Gmail's text-based advertisements are so unobtrusive that they're sometimes unnoticeable, which might explain why Google is now testing display ads with color images.
Testing began a week ago, but went undetected by the tech blogosphere until Search Engine Land's Greg Sterling spotted a display ad for organic cotton T-shirts in his Gmail account. Google has since confirmed the test with the following comment:
"We're always trying out new ad formats and placements in Gmail, and we recently started experimenting with image ads on messages with heavy image content."
I have a hard time casting harsh judgment upon Google for making its Gmail ads more conspicuous. Ad revenue pays my bills and I don't want to be a hypocrite.

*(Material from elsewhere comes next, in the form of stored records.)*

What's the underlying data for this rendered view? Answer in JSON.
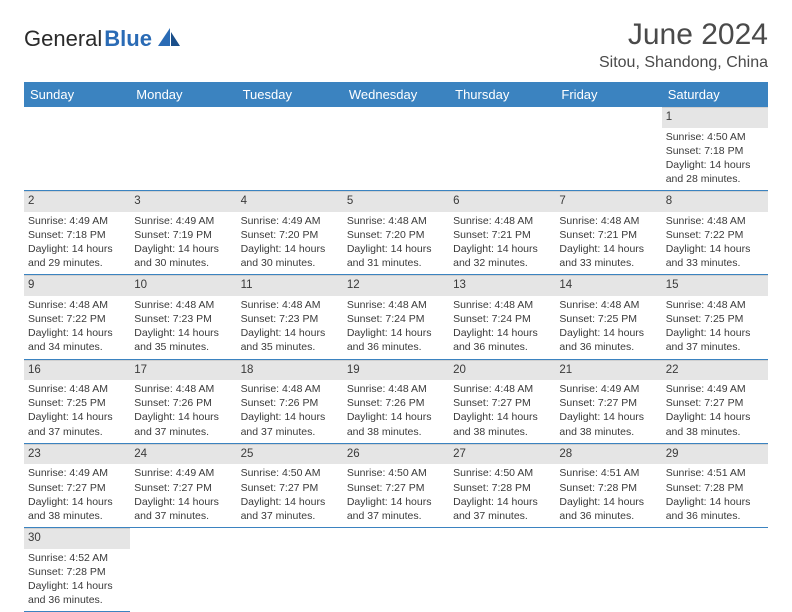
{
  "logo": {
    "text1": "General",
    "text2": "Blue"
  },
  "title": "June 2024",
  "location": "Sitou, Shandong, China",
  "header_color": "#3b83c0",
  "daynum_bg": "#e5e5e5",
  "weekdays": [
    "Sunday",
    "Monday",
    "Tuesday",
    "Wednesday",
    "Thursday",
    "Friday",
    "Saturday"
  ],
  "weeks": [
    [
      null,
      null,
      null,
      null,
      null,
      null,
      {
        "n": "1",
        "sr": "4:50 AM",
        "ss": "7:18 PM",
        "dl": "14 hours and 28 minutes."
      }
    ],
    [
      {
        "n": "2",
        "sr": "4:49 AM",
        "ss": "7:18 PM",
        "dl": "14 hours and 29 minutes."
      },
      {
        "n": "3",
        "sr": "4:49 AM",
        "ss": "7:19 PM",
        "dl": "14 hours and 30 minutes."
      },
      {
        "n": "4",
        "sr": "4:49 AM",
        "ss": "7:20 PM",
        "dl": "14 hours and 30 minutes."
      },
      {
        "n": "5",
        "sr": "4:48 AM",
        "ss": "7:20 PM",
        "dl": "14 hours and 31 minutes."
      },
      {
        "n": "6",
        "sr": "4:48 AM",
        "ss": "7:21 PM",
        "dl": "14 hours and 32 minutes."
      },
      {
        "n": "7",
        "sr": "4:48 AM",
        "ss": "7:21 PM",
        "dl": "14 hours and 33 minutes."
      },
      {
        "n": "8",
        "sr": "4:48 AM",
        "ss": "7:22 PM",
        "dl": "14 hours and 33 minutes."
      }
    ],
    [
      {
        "n": "9",
        "sr": "4:48 AM",
        "ss": "7:22 PM",
        "dl": "14 hours and 34 minutes."
      },
      {
        "n": "10",
        "sr": "4:48 AM",
        "ss": "7:23 PM",
        "dl": "14 hours and 35 minutes."
      },
      {
        "n": "11",
        "sr": "4:48 AM",
        "ss": "7:23 PM",
        "dl": "14 hours and 35 minutes."
      },
      {
        "n": "12",
        "sr": "4:48 AM",
        "ss": "7:24 PM",
        "dl": "14 hours and 36 minutes."
      },
      {
        "n": "13",
        "sr": "4:48 AM",
        "ss": "7:24 PM",
        "dl": "14 hours and 36 minutes."
      },
      {
        "n": "14",
        "sr": "4:48 AM",
        "ss": "7:25 PM",
        "dl": "14 hours and 36 minutes."
      },
      {
        "n": "15",
        "sr": "4:48 AM",
        "ss": "7:25 PM",
        "dl": "14 hours and 37 minutes."
      }
    ],
    [
      {
        "n": "16",
        "sr": "4:48 AM",
        "ss": "7:25 PM",
        "dl": "14 hours and 37 minutes."
      },
      {
        "n": "17",
        "sr": "4:48 AM",
        "ss": "7:26 PM",
        "dl": "14 hours and 37 minutes."
      },
      {
        "n": "18",
        "sr": "4:48 AM",
        "ss": "7:26 PM",
        "dl": "14 hours and 37 minutes."
      },
      {
        "n": "19",
        "sr": "4:48 AM",
        "ss": "7:26 PM",
        "dl": "14 hours and 38 minutes."
      },
      {
        "n": "20",
        "sr": "4:48 AM",
        "ss": "7:27 PM",
        "dl": "14 hours and 38 minutes."
      },
      {
        "n": "21",
        "sr": "4:49 AM",
        "ss": "7:27 PM",
        "dl": "14 hours and 38 minutes."
      },
      {
        "n": "22",
        "sr": "4:49 AM",
        "ss": "7:27 PM",
        "dl": "14 hours and 38 minutes."
      }
    ],
    [
      {
        "n": "23",
        "sr": "4:49 AM",
        "ss": "7:27 PM",
        "dl": "14 hours and 38 minutes."
      },
      {
        "n": "24",
        "sr": "4:49 AM",
        "ss": "7:27 PM",
        "dl": "14 hours and 37 minutes."
      },
      {
        "n": "25",
        "sr": "4:50 AM",
        "ss": "7:27 PM",
        "dl": "14 hours and 37 minutes."
      },
      {
        "n": "26",
        "sr": "4:50 AM",
        "ss": "7:27 PM",
        "dl": "14 hours and 37 minutes."
      },
      {
        "n": "27",
        "sr": "4:50 AM",
        "ss": "7:28 PM",
        "dl": "14 hours and 37 minutes."
      },
      {
        "n": "28",
        "sr": "4:51 AM",
        "ss": "7:28 PM",
        "dl": "14 hours and 36 minutes."
      },
      {
        "n": "29",
        "sr": "4:51 AM",
        "ss": "7:28 PM",
        "dl": "14 hours and 36 minutes."
      }
    ],
    [
      {
        "n": "30",
        "sr": "4:52 AM",
        "ss": "7:28 PM",
        "dl": "14 hours and 36 minutes."
      },
      null,
      null,
      null,
      null,
      null,
      null
    ]
  ],
  "labels": {
    "sunrise": "Sunrise:",
    "sunset": "Sunset:",
    "daylight": "Daylight:"
  }
}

But Gmail is practically defined by its clean interface, and it will lose a competitive advantage by using display ads. Also, considering that Google places contextual ads based on the content of your e-mails, the use of images might boost the creepiness factor for users who let subtler text ads fly. Sterling said the ads were "really jarring for me to encounter."
Besides, e-mail is an inherently non-visual method of communication. You can attach images or video to a message, but for the most part you're reading text, so display ads will always be a distraction. On the rare occasion that I must use Yahoo Mail, I'm always aghast by the vertical banner ad that runs the length of the screen.
If display ads become a part of Gmail for all users, I have two suggestion: At least let paying users -- the ones who've purchased extra storage space -- opt out; and please, no pop-ups or animations.